What Wall Street analysts are saying about selected stocks in the news Thursday
Oppenheimer maintains perform
Oppenheimer analyst Brad Reback said on Sept. 17 that after navigating the economic meltdown quite well, reduced demand and a lack of acquisition activity caught up with Oracle. He noted that the company's first quarter earnings per share (EPS) of $0.30, posted after the close of trading Sept. 16, was in line with expectations, but its $5.06 billion in revenue missed the $5.25 billion consensus forecast. Most surprising to Reback, the technology business experienced the greatest weakness as the company indicated its ISV resellers (including SAP) are reselling fewer Oracle databases.
Reback said that while Oracle continues to deliver on the margin front, given the complexity of its pending Sun Microsystems (JAVA) deal, and the premium at which its shares trade vs. Microsoft (MSFT), he prefers Microsoft. He sees Oracle's fiscal 2010 (ending May) EPS at $1.51.
Pier 1 Imports (PIR)
Raymond James reiterates strong buy
Raymond James analyst Budd Bugatch said on Sept. 17 that Pier 1 reported a second-quarter adjusted loss per share of $0.16, which was ahead of his $0.25 loss forecast and the Wall Street consensus estimate of a $0.22 loss.
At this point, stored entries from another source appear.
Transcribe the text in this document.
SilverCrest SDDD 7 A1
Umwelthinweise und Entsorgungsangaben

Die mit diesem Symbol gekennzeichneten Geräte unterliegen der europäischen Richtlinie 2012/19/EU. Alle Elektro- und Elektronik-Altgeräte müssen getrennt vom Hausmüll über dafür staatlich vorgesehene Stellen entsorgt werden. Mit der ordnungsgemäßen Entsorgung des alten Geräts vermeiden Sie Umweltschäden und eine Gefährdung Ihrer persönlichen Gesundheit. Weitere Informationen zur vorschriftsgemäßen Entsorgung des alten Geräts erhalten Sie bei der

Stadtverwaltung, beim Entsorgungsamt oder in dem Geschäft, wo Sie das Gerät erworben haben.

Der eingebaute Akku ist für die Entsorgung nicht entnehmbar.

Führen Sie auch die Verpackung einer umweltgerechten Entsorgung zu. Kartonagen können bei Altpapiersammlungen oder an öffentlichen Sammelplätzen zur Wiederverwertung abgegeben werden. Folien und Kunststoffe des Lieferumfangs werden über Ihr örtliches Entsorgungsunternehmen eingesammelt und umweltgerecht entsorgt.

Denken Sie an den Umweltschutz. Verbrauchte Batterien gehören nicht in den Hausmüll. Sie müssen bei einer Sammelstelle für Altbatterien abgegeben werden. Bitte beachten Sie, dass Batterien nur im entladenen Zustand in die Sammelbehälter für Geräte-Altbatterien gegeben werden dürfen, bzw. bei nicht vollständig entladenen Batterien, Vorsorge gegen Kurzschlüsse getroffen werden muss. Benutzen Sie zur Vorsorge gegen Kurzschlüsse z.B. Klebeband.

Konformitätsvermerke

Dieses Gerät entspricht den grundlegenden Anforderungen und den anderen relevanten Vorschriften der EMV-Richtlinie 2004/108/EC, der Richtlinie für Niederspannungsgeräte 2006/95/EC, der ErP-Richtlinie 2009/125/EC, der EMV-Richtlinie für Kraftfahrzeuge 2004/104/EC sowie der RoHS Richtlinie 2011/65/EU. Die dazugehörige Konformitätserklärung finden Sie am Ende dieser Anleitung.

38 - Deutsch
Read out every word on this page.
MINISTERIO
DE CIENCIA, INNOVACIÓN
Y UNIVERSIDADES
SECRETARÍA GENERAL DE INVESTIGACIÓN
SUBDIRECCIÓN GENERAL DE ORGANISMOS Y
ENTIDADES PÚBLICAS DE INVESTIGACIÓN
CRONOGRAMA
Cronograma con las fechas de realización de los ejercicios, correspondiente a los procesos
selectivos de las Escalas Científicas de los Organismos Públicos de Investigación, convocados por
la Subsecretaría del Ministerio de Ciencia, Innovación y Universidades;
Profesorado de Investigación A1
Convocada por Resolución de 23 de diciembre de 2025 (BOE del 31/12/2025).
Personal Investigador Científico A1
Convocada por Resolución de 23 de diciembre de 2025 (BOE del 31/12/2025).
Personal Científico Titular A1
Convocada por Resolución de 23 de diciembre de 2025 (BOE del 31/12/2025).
Bugatch noted that Pier 1's merchandise margins were 52.0% in the second quarter, up 270 basis points year-over-year and better than his expectation of 51.3%. The analyst said Pier 1 stated it expects to see continued and significant improvement in merchandise margins vs. last year, and anticipates a stronger sales trend in the third and fourth quarters.
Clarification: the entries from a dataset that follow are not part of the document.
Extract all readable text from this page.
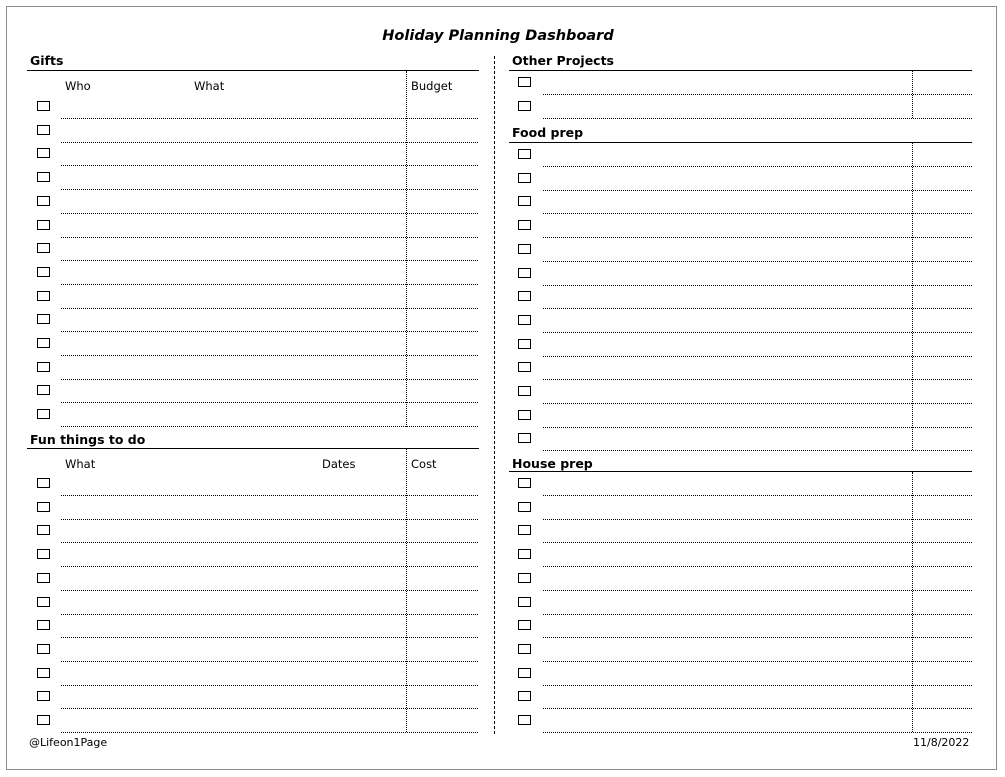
Holiday Planning Dashboard
Gifts
Who	What	Budget
Fun things to do
What	Dates	Cost
Other Projects
Food prep
House prep
@Lifeon1Page	11/8/2022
Importantly, Bugatch noted that management said the company is generating positive same-store sales thus far in September. He kept his $4 price target.
Oppenheimer keeps outperform
Oppenheimer analyst Bret Holley said on Sept. 17 that there is a rapidly growing recognition of the value of Immunogen's platform technology, and the licensing deal with Amgen (AMGN) enhances this value. He noted that Immunogen has licensed to Amgen exclusive rights to use its maytansinoid Targeted Antibody Payload (TAP) technology for development of antibody-drug conjugates (ADCs) to an undisclosed solid tumor target. Holley also noted that Roche and other major pharma companies already collaborate with Immunogen to develop TAP-enabled ADCs.
Holley expects to see more TAP collaborations in the near term. He maintains his $12 12-18 month target on Immunogen.